The Japanese Minister to Acting Secretary of State Adee.
Washington, March 27, 1905.
Sir: I have the honor to acknowledge the receipt of your note No. 190, of the 24th instant, informing me that the Navy Department has acquainted you with a communication from the commandant of the Mare Island Navy-Yard transmitting a letter from the commander of the dismantled Russian ship Lena requesting that one of the seamen of the Lena, Nicholas Starikoff, who had been recruited in the compulsory service by mistake, be given permission to return to Russia; that from the indorsements accompanying the communication it appears that there was a mistake made three years ago by which Starikoff was drawn for the five years’ compulsory service and [Page 593] that he took the place of another man whose name should have been drawn; and that the officers and men of the Russian ship Lena being paroled in fulfillment of the neutrality of the United States, your government is disposed, in the exceptional circumstances recited in this case, to discharge Nicholas Starikoff from his parole, provided that course is agreeable to my government.

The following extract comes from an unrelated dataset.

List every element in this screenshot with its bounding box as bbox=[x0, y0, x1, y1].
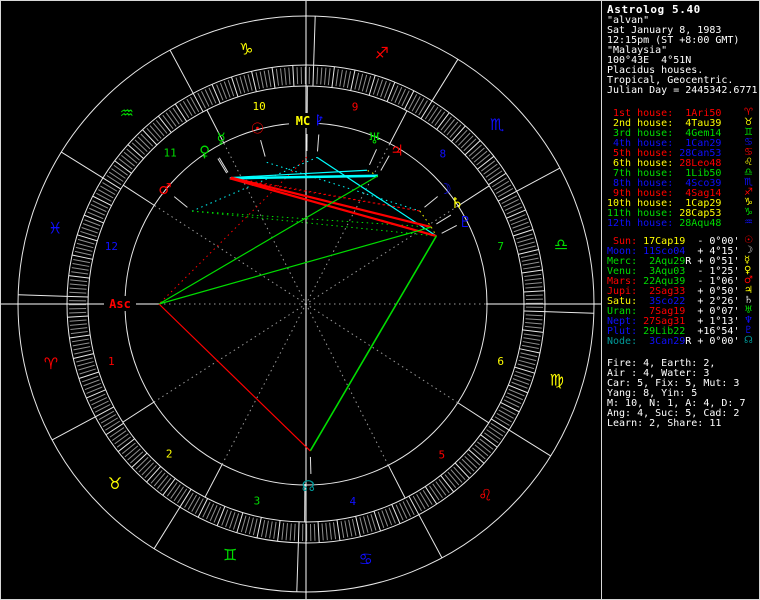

In reply, I beg to state, under instructions, that the Imperial Government entertains no objection to the proposal of the United States Government to permit Nicholas Starikoff, one of the seamen of the Lena now interned in San Francisco, to return to Russia, in the exceptional circumstances recited in your note, provided the said Nicholas Starikoff be made to give parole before the United States authorities to the effect that he will not take part in the war now being waged between Japan and Russia as long as it lasts, or, in case this can not be done, he may be made to give parole to the same effect before the Japanese consul at San Francisco. Should the latter course be preferred, I should like to be fully informed as to how and when the man shall appear before the said consul, in order that I may give him necessary instructions on the subject.